A beautiful neti
with a desirable zoomorphic theme. Great pieces like this with
genuine age are quite hard to come by these days. It has
an avian motif in the form of 2 "love birds" perched on the top
at the place where the churn axis is tied off to a fixed
support. Directly underneath the craftsman has revealed his
adept carving skill by hollowing out a rattle section, with a
stone or wood chunk inside. (See the detail shots accessed
from the link above.) These sorts of folk carvings are very
desirable from a collector's perspective. There is the
sort of wear one would expect, but really considering its
age this piece is in excellent condition, and all the important
aspects of its design are intact with no loss at all.

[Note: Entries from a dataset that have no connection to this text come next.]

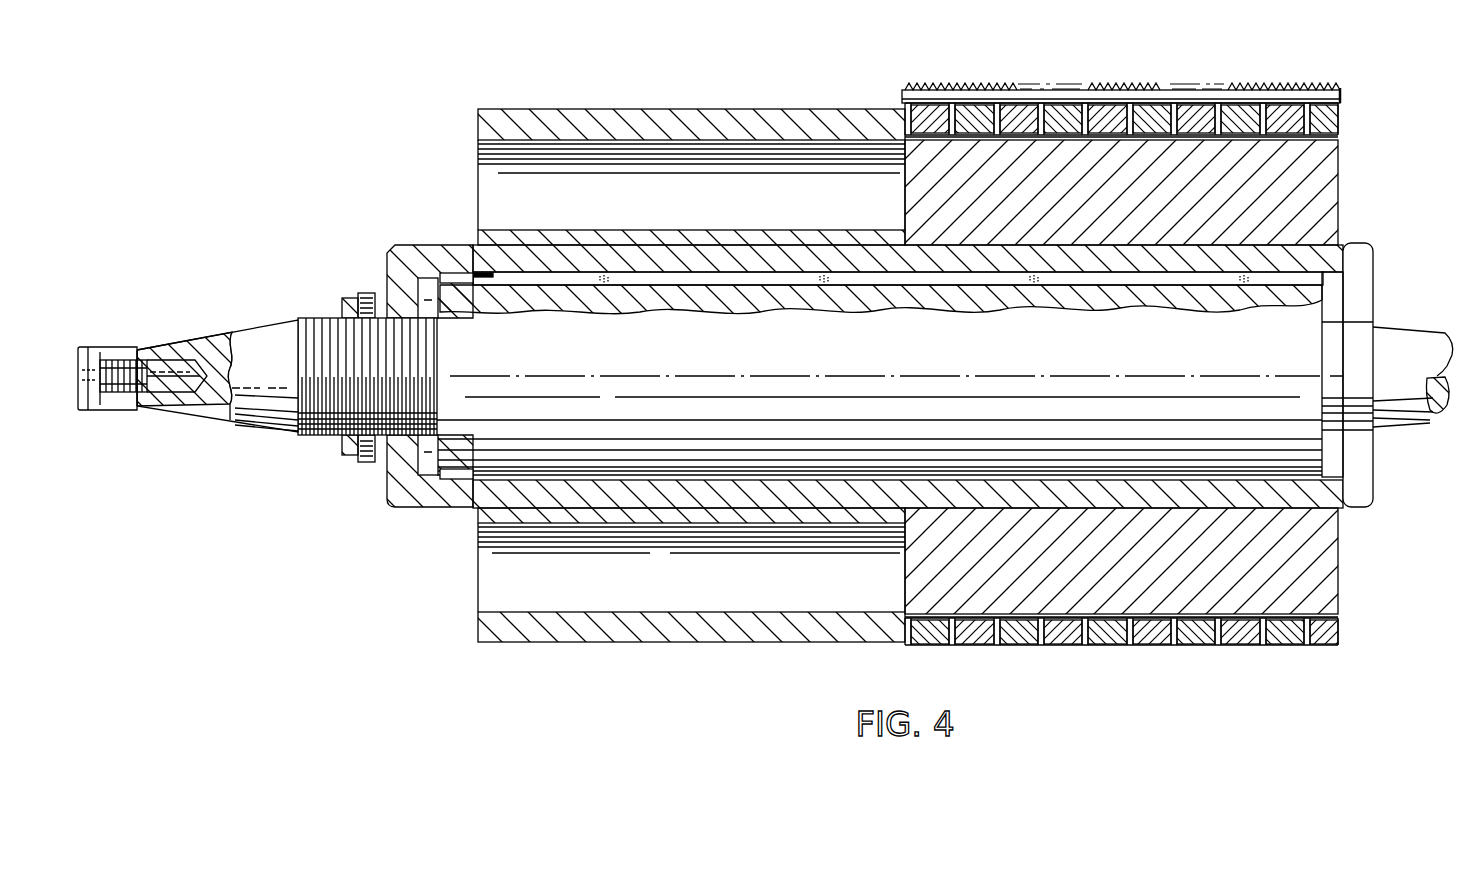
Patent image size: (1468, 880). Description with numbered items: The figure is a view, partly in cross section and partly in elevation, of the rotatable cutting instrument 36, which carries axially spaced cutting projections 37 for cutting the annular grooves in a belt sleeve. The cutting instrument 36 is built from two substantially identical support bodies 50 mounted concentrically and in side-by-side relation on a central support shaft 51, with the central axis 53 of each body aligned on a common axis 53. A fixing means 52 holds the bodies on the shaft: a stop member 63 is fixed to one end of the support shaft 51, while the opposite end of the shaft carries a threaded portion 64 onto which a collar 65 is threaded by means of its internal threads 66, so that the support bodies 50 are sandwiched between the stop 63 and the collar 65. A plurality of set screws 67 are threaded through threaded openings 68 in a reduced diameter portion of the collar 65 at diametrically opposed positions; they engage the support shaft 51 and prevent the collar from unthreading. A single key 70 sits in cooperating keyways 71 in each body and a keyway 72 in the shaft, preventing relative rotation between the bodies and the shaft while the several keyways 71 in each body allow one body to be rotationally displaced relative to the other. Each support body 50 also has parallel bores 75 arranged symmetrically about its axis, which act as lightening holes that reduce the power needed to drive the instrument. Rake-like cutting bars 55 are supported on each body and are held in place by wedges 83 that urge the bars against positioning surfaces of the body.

The rotatable cutting instrument 36 is at (1272, 61).
The cutting projections 37 is at (958, 82).
The support bodies 50 is at (549, 110).
The central support shaft 51 is at (272, 333).
The fixing means 52 is at (330, 457).
The central axis 53 is at (648, 375).
The rake-like cutting bars 55 is at (1346, 92).
The stop member 63 is at (1367, 287).
The threaded portion 64 is at (330, 412).
The collar 65 is at (421, 507).
The internal threads 66 is at (400, 325).
The set screws 67 is at (368, 300).
The threaded openings 68 is at (345, 305).
The key 70 is at (960, 277).
The keyways 71 is at (622, 273).
The keyway 72 is at (690, 285).
The bores 75 is at (510, 143).
The wedges 83 is at (1338, 119).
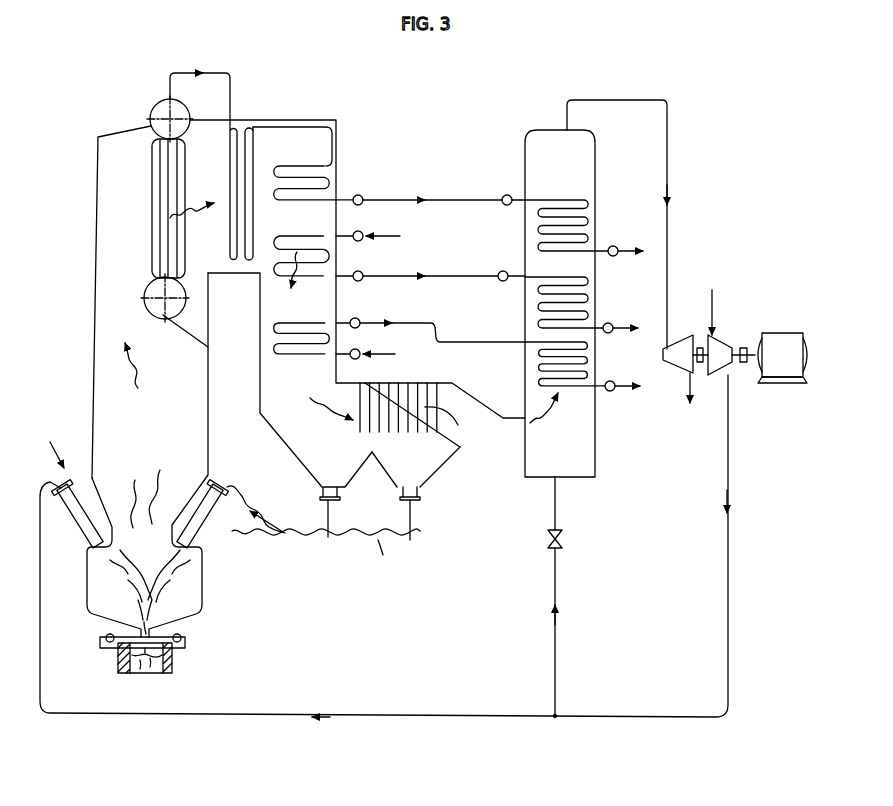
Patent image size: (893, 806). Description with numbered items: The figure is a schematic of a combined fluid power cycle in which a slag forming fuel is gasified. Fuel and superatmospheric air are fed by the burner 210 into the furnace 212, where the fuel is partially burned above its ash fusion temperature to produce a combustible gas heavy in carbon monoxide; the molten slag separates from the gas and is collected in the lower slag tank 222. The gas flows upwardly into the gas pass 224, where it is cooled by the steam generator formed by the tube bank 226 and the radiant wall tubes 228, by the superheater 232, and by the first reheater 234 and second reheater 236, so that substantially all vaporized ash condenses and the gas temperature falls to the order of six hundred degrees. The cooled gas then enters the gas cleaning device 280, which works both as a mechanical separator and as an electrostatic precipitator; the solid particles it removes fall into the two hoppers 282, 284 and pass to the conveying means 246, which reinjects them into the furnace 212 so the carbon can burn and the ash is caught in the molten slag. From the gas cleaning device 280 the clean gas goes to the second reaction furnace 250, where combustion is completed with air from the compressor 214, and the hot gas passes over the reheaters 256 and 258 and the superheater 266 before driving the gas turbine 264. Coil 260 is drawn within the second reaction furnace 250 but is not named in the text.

The burner 210 is at (78, 503).
The furnace 212 is at (160, 454).
The compressor 214 is at (715, 362).
The slag tank 222 is at (172, 668).
The gas pass 224 is at (222, 161).
The steam generator tube bank 226 is at (163, 196).
The steam generator radiant wall tubes 228 is at (93, 249).
The superheater 232 is at (243, 128).
The first reheater 234 is at (296, 248).
The second reheater 236 is at (289, 341).
The conveying means 246 is at (374, 546).
The second reaction furnace 250 is at (595, 426).
The reheater 256 is at (580, 364).
The reheater 258 is at (540, 300).
The upper heat exchange coil 260 is at (565, 215).
The gas turbine 264 is at (680, 352).
The superheater 266 is at (783, 350).
The gas cleaning device 280 is at (383, 392).
The hopper 282 is at (350, 470).
The hopper 284 is at (435, 472).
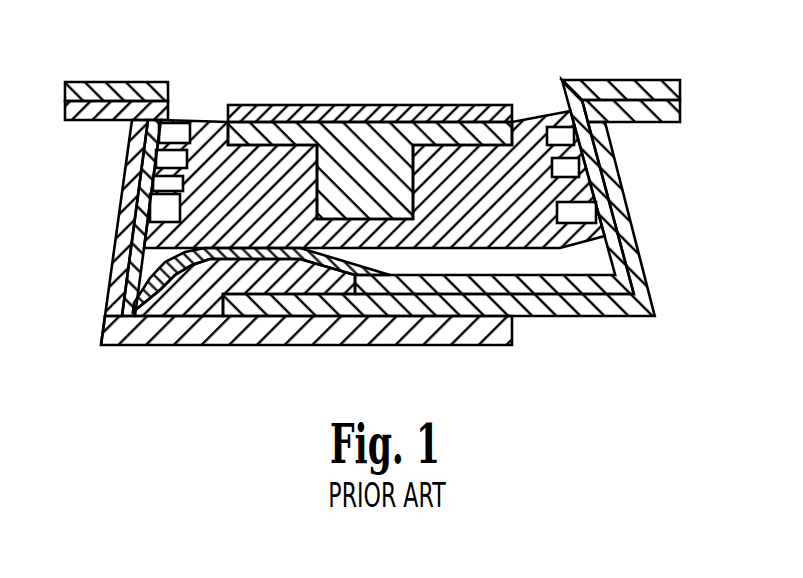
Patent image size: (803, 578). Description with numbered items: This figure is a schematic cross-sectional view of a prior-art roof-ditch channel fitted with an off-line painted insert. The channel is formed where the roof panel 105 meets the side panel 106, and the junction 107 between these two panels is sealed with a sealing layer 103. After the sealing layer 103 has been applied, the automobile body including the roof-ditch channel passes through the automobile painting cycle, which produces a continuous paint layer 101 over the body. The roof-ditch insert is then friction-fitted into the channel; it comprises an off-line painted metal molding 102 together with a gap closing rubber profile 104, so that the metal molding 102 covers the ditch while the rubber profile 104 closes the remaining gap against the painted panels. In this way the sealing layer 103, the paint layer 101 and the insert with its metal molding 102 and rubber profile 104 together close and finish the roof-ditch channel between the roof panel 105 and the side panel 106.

The paint layer 101 is at (358, 108).
The metal molding 102 is at (387, 147).
The sealing layer 103 is at (186, 302).
The gap closing rubber profile 104 is at (205, 170).
The roof panel 105 is at (118, 247).
The side panel 106 is at (585, 305).
The junction 107 is at (247, 300).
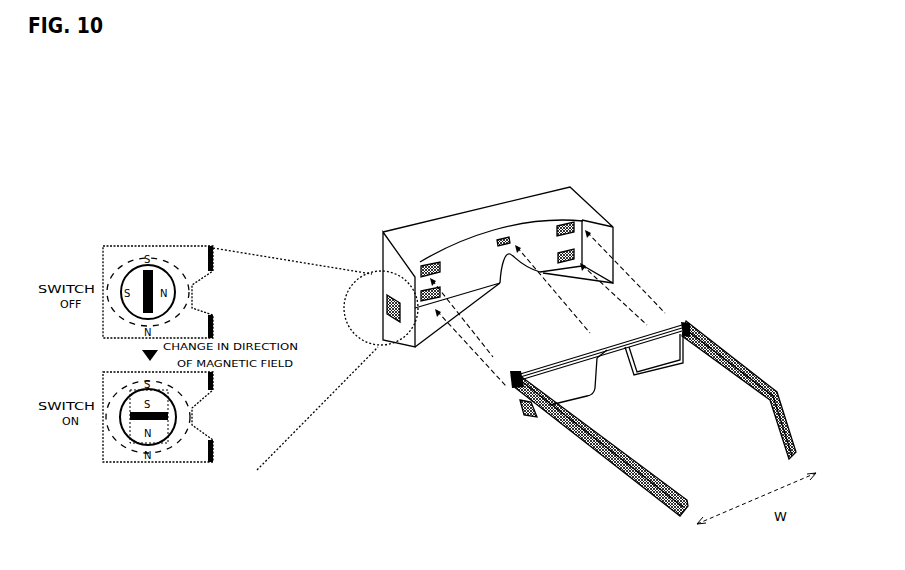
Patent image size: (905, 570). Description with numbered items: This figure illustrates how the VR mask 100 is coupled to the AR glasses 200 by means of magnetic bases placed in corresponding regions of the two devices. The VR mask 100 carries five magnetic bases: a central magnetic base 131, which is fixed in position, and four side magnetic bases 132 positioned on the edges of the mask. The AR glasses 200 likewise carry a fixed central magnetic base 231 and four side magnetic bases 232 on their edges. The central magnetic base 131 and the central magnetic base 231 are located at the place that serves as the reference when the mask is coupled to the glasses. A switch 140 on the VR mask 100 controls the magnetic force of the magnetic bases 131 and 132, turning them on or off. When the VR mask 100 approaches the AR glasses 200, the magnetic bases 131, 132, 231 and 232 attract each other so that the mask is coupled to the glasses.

The VR mask 100 is at (613, 226).
The central magnetic base 131 is at (503, 238).
The side magnetic bases 132 is at (425, 263).
The switch 140 is at (352, 324).
The AR glasses 200 is at (717, 345).
The central magnetic base 231 is at (607, 360).
The side magnetic bases 232 is at (685, 322).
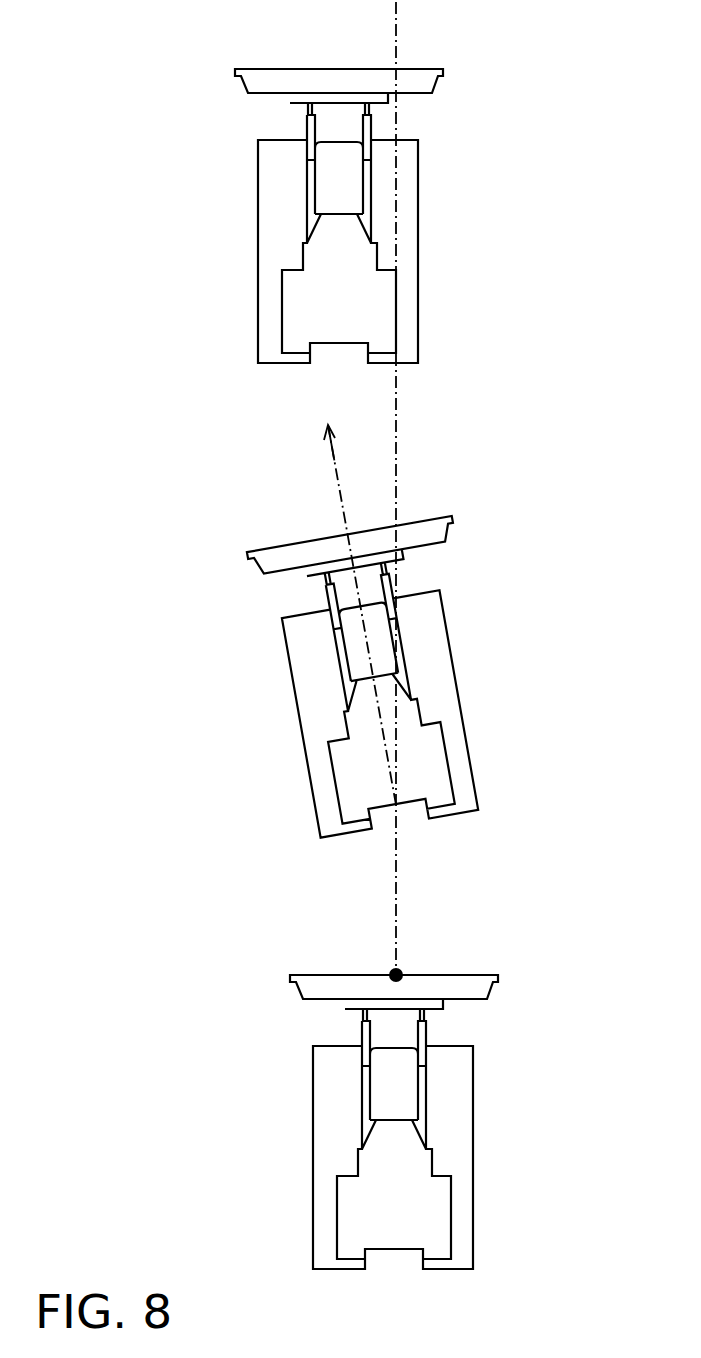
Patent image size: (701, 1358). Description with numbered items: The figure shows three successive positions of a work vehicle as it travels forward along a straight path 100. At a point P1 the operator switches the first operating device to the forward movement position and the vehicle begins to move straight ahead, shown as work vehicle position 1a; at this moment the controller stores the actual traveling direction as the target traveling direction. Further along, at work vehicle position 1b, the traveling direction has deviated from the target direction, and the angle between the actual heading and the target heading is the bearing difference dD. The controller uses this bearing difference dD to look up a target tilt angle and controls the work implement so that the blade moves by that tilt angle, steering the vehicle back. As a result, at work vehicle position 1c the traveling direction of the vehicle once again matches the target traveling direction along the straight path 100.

Fantastic patina and in short an excellent old specimen.
Throughout the middle hills area of Nepal, we find this ubiquitous tool - the butter churn handle, known in Nepali as a "ghurra".
They are also often referred to in the vernacular as "neti".
Ghurra act as sort of axis for the churning rod. One end of the
ghurra is tied to rope or cord, and the rope is in turn tied to a post, or some other fixed object. The churn's stick passes through the hole in the
ghurra, with the churning end inserted into the butter jar. There is another churning rope tied around the churn stick in such a way that the two ends of the rope are held (one each) in the butter maker's two hands. Alternately pulling one end of the rope and then the other towards oneself causes the churning stick to twist back and forth, churning the liquid into butter.
The ghurra or neti is a common item, and was traditionally found in
nearly every household in all regions of Nepal. What could be a simple wooden ring, as mechanically speaking that would be all that is required for such an implement, has evolved into a great domestic art form. The ghurra or neti has become one of the distinctive mediums for expression by village artisans. The variety of
ghurra are truly astounding and the vary from very simple, to highly elaborate requiring high levels of carving skill.